Ursula von Rydingsvard

2016, Brooklyn

I have sometimes been asked why I make art. It is not a question I find easy to answer with any kind of clarity, but I will try to poke around some possibilities.

Why Do I Make Art?

Mostly, to survive.

To ease my high anxiety, to numb myself with the labor and the focus of building my work.

Objects, or the process by which I concretize my ideas, feel so good.

Because I invariably, especially with my monstrous pieces, run into intense anxiety moments from which I have to unravel myself.

Because there’s a pleasure in it.

Because there’s pain in it.

Because I endure a hefty load of self-doubt.

Because I have confidence in the possibility of seeing this work through.

Because I see life as being full of abominations.

Because life is full of marvels close to miracles.

Because I still don’t get who I am.

Because I will never get who I am.

Because my deepest admiration goes to those who have made art that has interested me.

Because I want attention from those who make good art.

Because I need to use both my body and my mind. The labor of my body is what keeps me awake and alive… what numbs me and offers a kind of veneer between me and the things in life that are painful to face.

Because visuals – that which I perceive through my eyes – are an extraordinarily important part of my life.

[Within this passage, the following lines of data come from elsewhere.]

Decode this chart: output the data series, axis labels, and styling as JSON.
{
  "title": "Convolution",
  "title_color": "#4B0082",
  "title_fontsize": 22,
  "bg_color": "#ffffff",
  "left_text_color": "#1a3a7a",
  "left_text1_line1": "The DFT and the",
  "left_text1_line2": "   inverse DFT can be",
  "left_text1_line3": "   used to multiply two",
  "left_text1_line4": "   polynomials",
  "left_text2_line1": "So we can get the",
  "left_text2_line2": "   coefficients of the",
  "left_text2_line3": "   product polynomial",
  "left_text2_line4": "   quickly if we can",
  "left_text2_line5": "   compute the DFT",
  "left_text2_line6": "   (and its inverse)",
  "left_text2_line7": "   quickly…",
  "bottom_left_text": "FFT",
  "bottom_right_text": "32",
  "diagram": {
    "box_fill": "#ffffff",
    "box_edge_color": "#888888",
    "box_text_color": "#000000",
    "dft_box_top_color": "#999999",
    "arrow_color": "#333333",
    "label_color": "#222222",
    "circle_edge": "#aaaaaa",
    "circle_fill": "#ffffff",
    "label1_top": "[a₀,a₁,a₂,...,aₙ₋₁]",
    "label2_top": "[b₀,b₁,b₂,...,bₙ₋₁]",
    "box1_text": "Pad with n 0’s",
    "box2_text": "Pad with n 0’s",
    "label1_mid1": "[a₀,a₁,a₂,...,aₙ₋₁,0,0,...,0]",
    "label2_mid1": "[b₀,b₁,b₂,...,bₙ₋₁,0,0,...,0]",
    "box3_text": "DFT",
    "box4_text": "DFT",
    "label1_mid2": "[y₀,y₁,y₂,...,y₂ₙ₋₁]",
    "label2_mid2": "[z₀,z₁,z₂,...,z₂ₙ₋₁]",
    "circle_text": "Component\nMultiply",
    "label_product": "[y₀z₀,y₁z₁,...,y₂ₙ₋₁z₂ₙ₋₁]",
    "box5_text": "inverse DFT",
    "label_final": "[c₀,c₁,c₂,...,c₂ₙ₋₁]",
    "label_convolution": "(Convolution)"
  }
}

Because I don’t want to be doing anything else with my life – the building of my artwork feels like the most consequential thing I could be doing with my time.

Because I can run into a world of my making, both physically and mentally.

Because I like working with a group of assistants who become another kind of family.

Because I like the daily rhythm of going to my studio.

Because it’s a place to put my pain, my sadness.

Because there’s a constant hope inside of me that this process will heal me, my family, and the world.

Because it helps fight my inertia.

Because I like embroidering around my long-ago Polish fantasies.

Because I can reach into the future with my work.

Because I constantly need to try to better understand the immense suffering and pain of my family that I never seem to be able to really understand.

And also because I want to get answers to questions for which I know there are no answers.